Si è conclusa con un provvedimento di divieto di dimora nella provincia di Trapani l’indagine che ha svelato l’ennesima “truffa del falso avvocato” ai danni di un’anziana. Due uomini, di 22 e 57 anni, entrambi originari della Campania, sono stati raggiunti dall’ordinanza emessa dal Giudice per le Indagini Preliminari del Tribunale, al termine di attività investigative svolte dalla Squadra Mobile di Trapani e coordinate dalla Procura della Repubblica. I fatti risalgono al marzo scorso.
Secondo quanto ricostruito dagli investigatori, la vittima era stata contattata da un uomo che, spacciandosi per un parente, l’aveva messa in allarme: la figlia — sosteneva — era rimasta coinvolta in un grave incidente e occorreva denaro nell’immediato per “spese mediche urgenti”. A breve sarebbe passato a ritirare soldi o preziosi un sedicente “avvocato Badalucco”, accompagnato da un collaboratore. La chiamata, dal registro emotivo incalzante, aveva disorientato l’anziana, che aveva quindi consegnato i gioielli al giovane presentatosi alla porta.
Poco dopo, il genero — allertato — era intervenuto tentando di bloccare il presunto emissario. Il truffatore era riuscito a fuggire, perdendo però parte della refurtiva e soprattutto il proprio telefono cellulare.

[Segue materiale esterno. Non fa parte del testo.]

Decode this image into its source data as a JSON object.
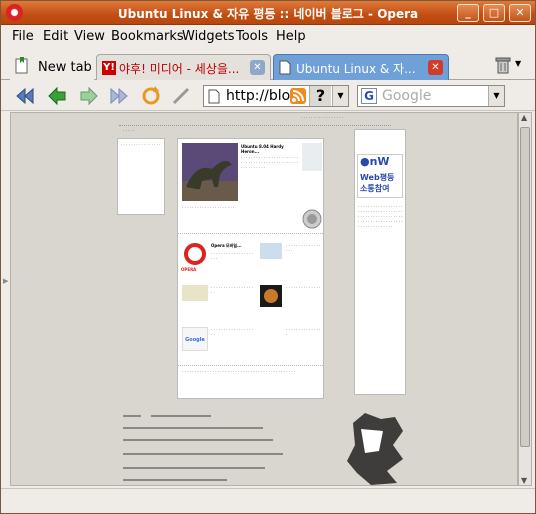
{
  "window": {
    "title": "Ubuntu Linux & 자유 평등 :: 네이버 블로그 - Opera",
    "controls": [
      "_",
      "□",
      "✕"
    ]
  },
  "menu": [
    "File",
    "Edit",
    "View",
    "Bookmarks",
    "Widgets",
    "Tools",
    "Help"
  ],
  "tabs": [
    {
      "label": "New tab",
      "icon": "new-tab-icon"
    },
    {
      "label": "야후! 미디어 - 세상을...",
      "icon": "yahoo-icon"
    },
    {
      "label": "Ubuntu Linux & 자...",
      "icon": "page-icon",
      "active": true
    }
  ],
  "addressbar": {
    "value": "http://blo"
  },
  "search": {
    "placeholder": "Google",
    "engine": "G"
  },
  "page": {
    "post1_title": "Ubuntu 8.04 Hardy Heron...",
    "post2_title": "Opera 모바일...",
    "badge_line1": "Web평등",
    "badge_line2": "소통참여",
    "opera_label": "OPERA",
    "google_label": "Google"
  },
  "colors": {
    "title_bar": "#c2561c",
    "active_tab": "#6fa0d8",
    "badge_blue": "#2a4aa8",
    "badge_red": "#d83a2a"
  }
}
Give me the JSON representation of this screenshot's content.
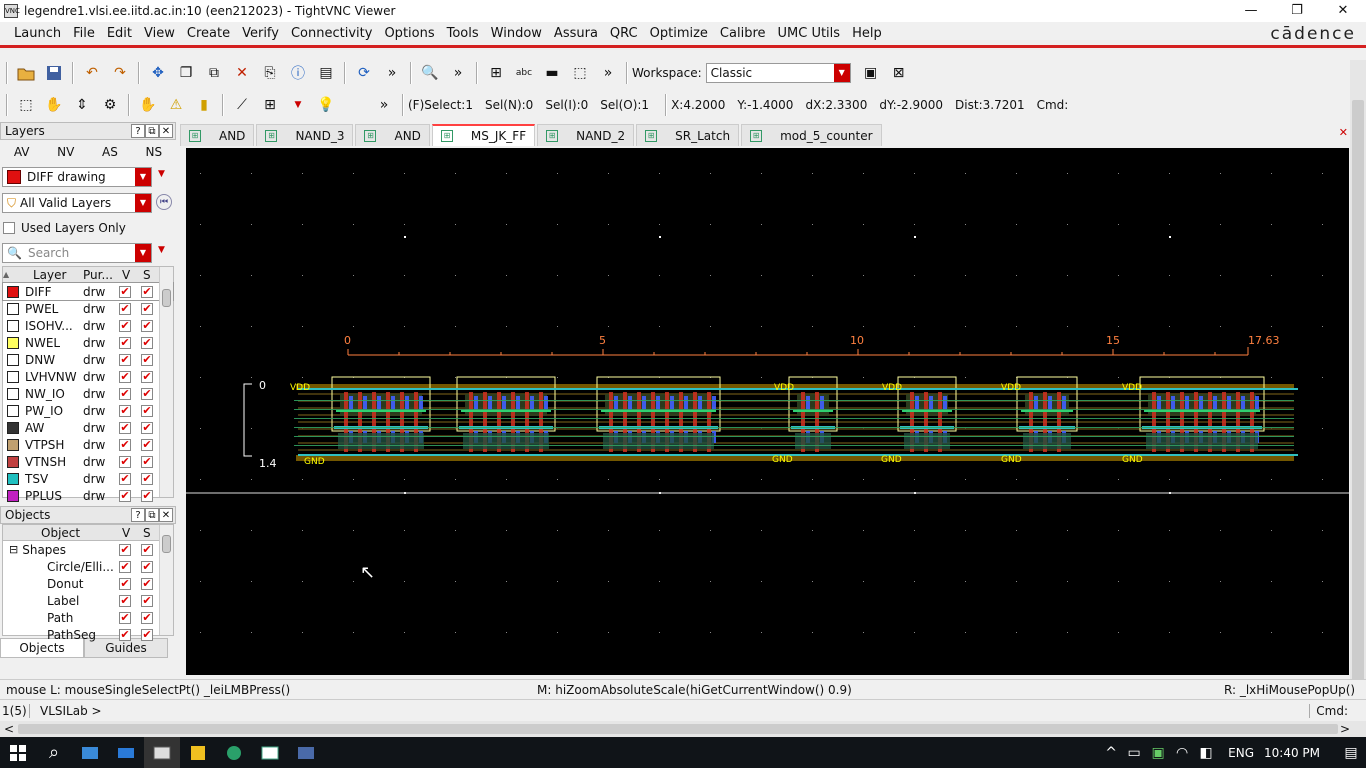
{
  "window": {
    "title": "legendre1.vlsi.ee.iitd.ac.in:10 (een212023) - TightVNC Viewer",
    "vnc_icon": "VNC",
    "minimize": "—",
    "maximize": "❐",
    "close": "✕"
  },
  "menubar": {
    "items": [
      "Launch",
      "File",
      "Edit",
      "View",
      "Create",
      "Verify",
      "Connectivity",
      "Options",
      "Tools",
      "Window",
      "Assura",
      "QRC",
      "Optimize",
      "Calibre",
      "UMC Utils",
      "Help"
    ],
    "brand": "cādence"
  },
  "toolbar1": {
    "workspace_label": "Workspace:",
    "workspace_value": "Classic",
    "more": "»"
  },
  "toolbar2": {
    "more": "»",
    "fselect": "(F)Select:1",
    "seln": "Sel(N):0",
    "seli": "Sel(I):0",
    "selo": "Sel(O):1",
    "x": "X:4.2000",
    "y": "Y:-1.4000",
    "dx": "dX:2.3300",
    "dy": "dY:-2.9000",
    "dist": "Dist:3.7201",
    "cmd": "Cmd:"
  },
  "layers_panel": {
    "title": "Layers",
    "help": "?",
    "float": "⧉",
    "close": "✕",
    "tabs": [
      "AV",
      "NV",
      "AS",
      "NS"
    ],
    "current_layer": "DIFF drawing",
    "filter": "All Valid Layers",
    "used_only": "Used Layers Only",
    "search_placeholder": "Search",
    "headers": [
      "Layer",
      "Pur...",
      "V",
      "S"
    ],
    "rows": [
      {
        "name": "DIFF",
        "pur": "drw",
        "color": "#e01010"
      },
      {
        "name": "PWEL",
        "pur": "drw",
        "color": "#ffffff"
      },
      {
        "name": "ISOHV...",
        "pur": "drw",
        "color": "#ffffff"
      },
      {
        "name": "NWEL",
        "pur": "drw",
        "color": "#ffff60"
      },
      {
        "name": "DNW",
        "pur": "drw",
        "color": "#ffffff"
      },
      {
        "name": "LVHVNW",
        "pur": "drw",
        "color": "#ffffff"
      },
      {
        "name": "NW_IO",
        "pur": "drw",
        "color": "#ffffff"
      },
      {
        "name": "PW_IO",
        "pur": "drw",
        "color": "#ffffff"
      },
      {
        "name": "AW",
        "pur": "drw",
        "color": "#333333"
      },
      {
        "name": "VTPSH",
        "pur": "drw",
        "color": "#c0a070"
      },
      {
        "name": "VTNSH",
        "pur": "drw",
        "color": "#c04040"
      },
      {
        "name": "TSV",
        "pur": "drw",
        "color": "#20c0c0"
      },
      {
        "name": "PPLUS",
        "pur": "drw",
        "color": "#c020c0"
      }
    ],
    "check": "✔"
  },
  "objects_panel": {
    "title": "Objects",
    "headers": [
      "Object",
      "V",
      "S"
    ],
    "rows": [
      {
        "name": "Shapes",
        "expander": "⊟"
      },
      {
        "name": "Circle/Elli..."
      },
      {
        "name": "Donut"
      },
      {
        "name": "Label"
      },
      {
        "name": "Path"
      },
      {
        "name": "PathSeg"
      }
    ],
    "bottom_tabs": [
      "Objects",
      "Guides"
    ]
  },
  "doc_tabs": [
    "AND",
    "NAND_3",
    "AND",
    "MS_JK_FF",
    "NAND_2",
    "SR_Latch",
    "mod_5_counter"
  ],
  "active_tab": 3,
  "tab_close": "✕",
  "canvas": {
    "ruler_labels": [
      "0",
      "5",
      "10",
      "15",
      "17.63"
    ],
    "vruler_top": "0",
    "vruler_bottom": "1.4",
    "net_labels_top": [
      "VDD",
      "VDD",
      "VDD",
      "VDD",
      "VDD"
    ],
    "net_labels_bottom": [
      "GND",
      "GND",
      "GND",
      "GND",
      "GND"
    ],
    "cursor": "↖"
  },
  "status": {
    "mouse_l": "mouse L: mouseSingleSelectPt() _leiLMBPress()",
    "mouse_m": "M: hiZoomAbsoluteScale(hiGetCurrentWindow() 0.9)",
    "mouse_r": "R: _lxHiMousePopUp()",
    "counter": "1(5)",
    "prompt": "VLSILab >",
    "cmd": "Cmd:"
  },
  "scroll": {
    "left": "<",
    "right": ">",
    "up": "▲",
    "down": "▼"
  },
  "taskbar": {
    "lang": "ENG",
    "time": "10:40 PM",
    "search_icon": "⌕",
    "tray_up": "^"
  }
}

Proprio il dispositivo, recuperato dagli agenti, ha rappresentato il punto di svolta: dall’analisi tecnica e dai tabulati, incrociati con le celle di aggancio, la Polizia ha delineato la rete del raggiro e individuato il complice che aveva mantenuto la vittima al telefono per tutto il tempo necessario a farle predisporre denaro e monili.

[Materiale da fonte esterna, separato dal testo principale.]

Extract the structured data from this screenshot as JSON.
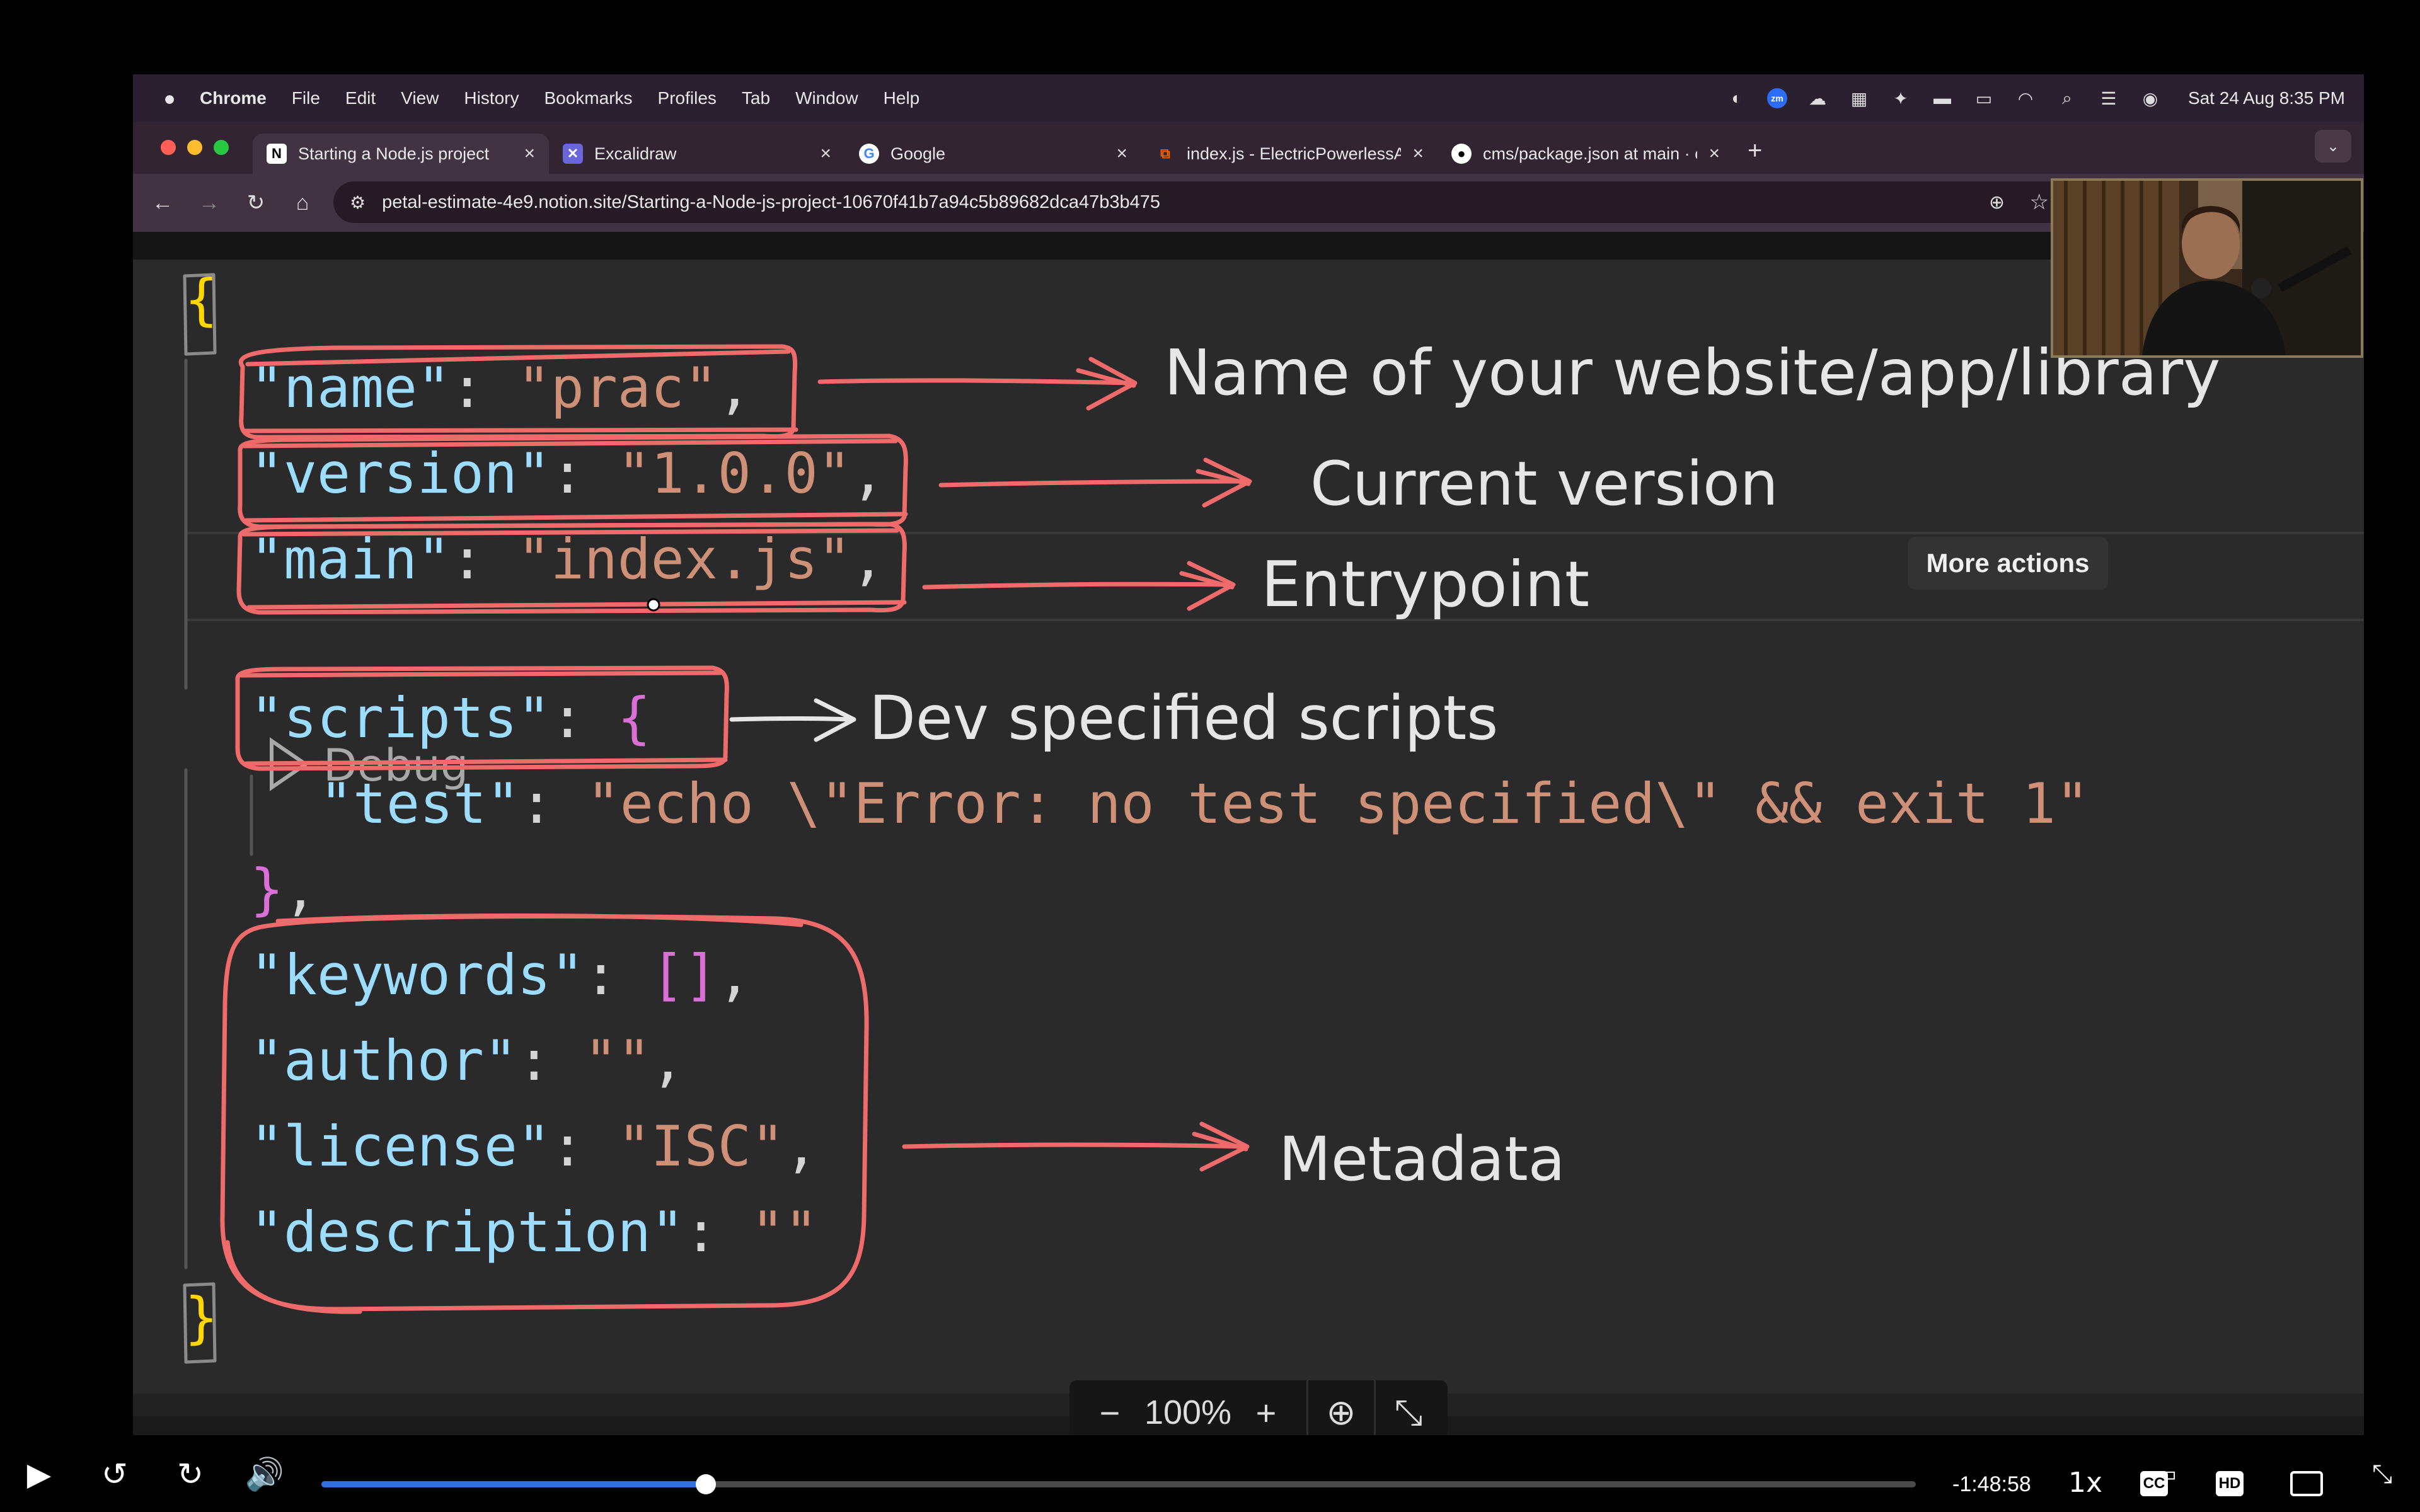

Gli accertamenti hanno inoltre documentato gli spostamenti preparatori: due giorni prima del colpo, i due indagati si sarebbero imbarcati da Napoli verso Palermo, per poi raggiungere Trapani e mettere in atto il piano. Il quadro raccolto ha portato la Procura a richiedere misure cautelari personali, culminate nel divieto di dimora sul territorio provinciale trapanese disposto dal GIP.
La dinamica emersa ricalca uno schema ormai consolidato nelle truffe ai danni di persone anziane: un contatto telefonico che simula emergenze familiari, l’evocazione di figure “autorevoli” — in questo caso un avvocato inesistente — e la richiesta di denaro o preziosi con la massima urgenza, così da ridurre la capacità di verifica della vittima. In questa circostanza, la fuga precipitosa e la perdita del cellulare hanno consentito di ricostruire con rapidità contatti e ruoli, attribuendo responsabilità provvisorie ai due sospettati.
Resta ferma, per entrambi, la presunzione di innocenza fino a sentenza definitiva. L’indagine prosegue per consolidare gli elementi già acquisiti, mentre il provvedimento interdittivo mira a prevenire condotte analoghe nel medesimo territorio. La vicenda, maturata a marzo e definita con la misura comunicata oggi, conferma l’attenzione degli inquirenti su un fenomeno che continua a colpire soggetti fragili, sfruttando paura e urgenza come strumenti di persuasione.